As with any basic cost item related to works and maintenance, this risk may be handled by the SPV passing it through to an operator together with the obligation to render the service. However, soft service providers are more reluctant than other more conventional operators to accept long-term commitments in terms of price.
When there is strong evidence in the specific market of the inability of the private partner to manage this risk by transferring the cost variation to a contractor in the long term, the authority may consider risk sharing by means of market tests or benchmarking (see section 4.10[7])
Insurance costs
This risk refers to the risk of the price for the insurance developing in a different way than anticipated, such that it is not compensated for by the indexation of the service payment.

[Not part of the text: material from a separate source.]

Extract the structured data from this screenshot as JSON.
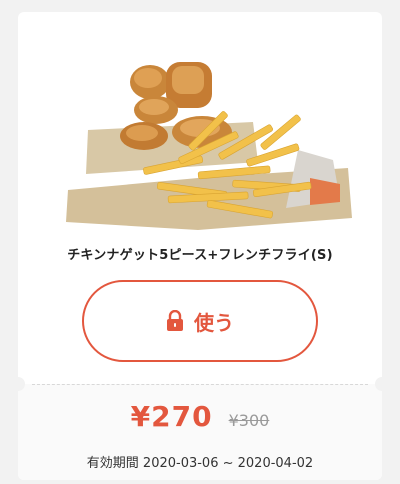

The most extensive approach worldwide is to transfer the risk to the private partner. However, when the cost item has a significant weighting (which will depend also on the insurance requirements defined in the project contract), this risk may be shared by the public partner. This may happen when and to the extent that the insurance costs become significantly different from what was reasonably expected. This is done under a benchmark type of approach.
The benchmark curve or baseline curve of premiums, against which the divergence of the actual cost is assessed, is built on the basis of the actual cost of premium contracted at the inception of the project, together with the assistance of advisors, so as to agree on the final benchmark. The benchmark will usually be indexed by the general CPI, and when the actual cost of the insurance premium diverges by more than a certain percentage (commonly in a range of 50 to 100 percent), the private partner is entitled to claim compensation equal to the extra cost above the threshold. Conversely, when the actual cost is symmetrically below the threshold, the public partner will have the credit for the unexpected benefit.
These type of provisions are complex to implement and require specialized insurance advice. Insurance premiums may suffer deviations related to the performance and/or the credit standing of the project company, its shareholders, or the contractors. Therefore, this effect should be excluded from the risk-sharing mechanism to the extent possible.
[7] Also, Standardization of PFI contracts, Version 4 (HMT 2007) provides a detailed explanation of market testing and benchmarking as alternative tools to deal with price/cost variations on services.